Uma denúncia recebida por nossa equipe acendeu um alerta sobre a forma como servidores efetivos estariam sendo tratados dentro da administração pública de Camocim. O caso envolve uma profissional concursada, de nível superior, com anos de serviços prestados ao município, que, segundo relatos, foi retirada de sua função de origem e colocada para trabalhar em um ambiente incompatível com sua formação e suas atribuições.

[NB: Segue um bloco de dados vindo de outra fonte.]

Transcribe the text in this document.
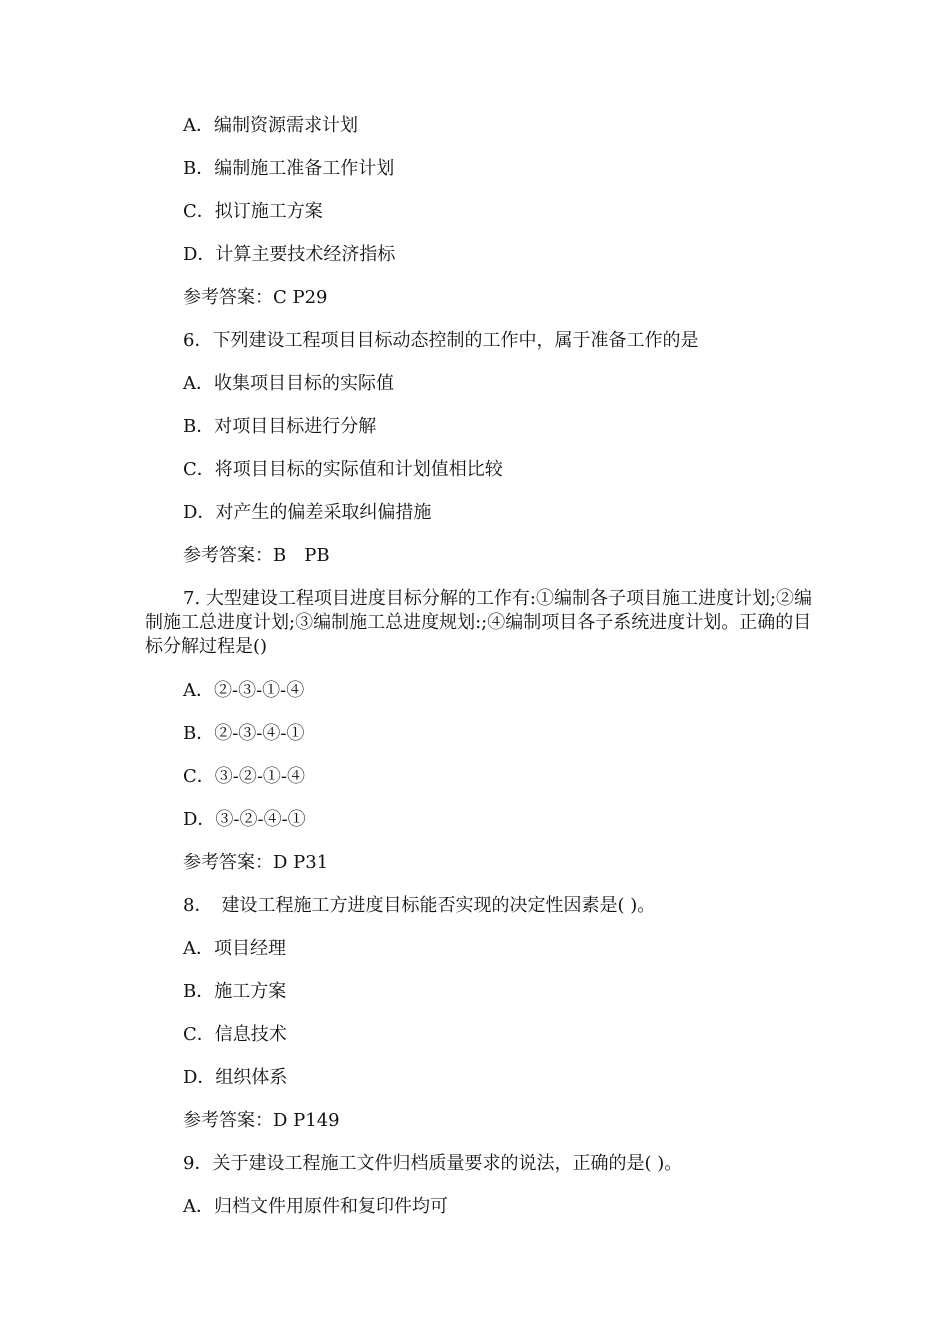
A．编制资源需求计划
B．编制施工准备工作计划
C．拟订施工方案
D．计算主要技术经济指标
参考答案：C P29
6．下列建设工程项目目标动态控制的工作中，属于准备工作的是
A．收集项目目标的实际值
B．对项目目标进行分解
C．将项目目标的实际值和计划值相比较
D．对产生的偏差采取纠偏措施
参考答案：B　PB
7. 大型建设工程项目进度目标分解的工作有:①编制各子项目施工进度计划;②编制施工总进度计划;③编制施工总进度规划:;④编制项目各子系统进度计划。正确的目标分解过程是()
A．②-③-①-④
B．②-③-④-①
C．③-②-①-④
D．③-②-④-①
参考答案：D P31
8．　建设工程施工方进度目标能否实现的决定性因素是( )。
A．项目经理
B．施工方案
C．信息技术
D．组织体系
参考答案：D P149
9．关于建设工程施工文件归档质量要求的说法，正确的是( )。
A．归档文件用原件和复印件均可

De acordo com as informações apuradas, a servidora estaria desempenhando atividades que não fazem parte de sua função técnica, em um espaço pequeno, sem estrutura adequada e dentro de uma unidade que recebe diariamente pessoas em sofrimento psíquico, em situação de vulnerabilidade social e outros casos de alta complexidade. Um ambiente marcado por constantes situações de tensão, conflitos e grande circulação de pessoas.
Quem conhece a trajetória da profissional afirma que ela sempre foi reconhecida pelo comprometimento com o serviço público. Hoje, porém, o cenário seria completamente diferente. O relato é de uma servidora emocionalmente abatida, desmotivada e visivelmente fragilizada diante das condições em que estaria trabalhando.
A situação traz a tona, questionamentos que não podem ser ignorados. O remanejamento ocorreu por necessidade administrativa ou existe outro motivo por trás da decisão? A gestão municipal tem conhecimento das condições de trabalho enfrentadas pela servidora? Houve respeito às atribuições do cargo para o qual ela foi aprovada em concurso público?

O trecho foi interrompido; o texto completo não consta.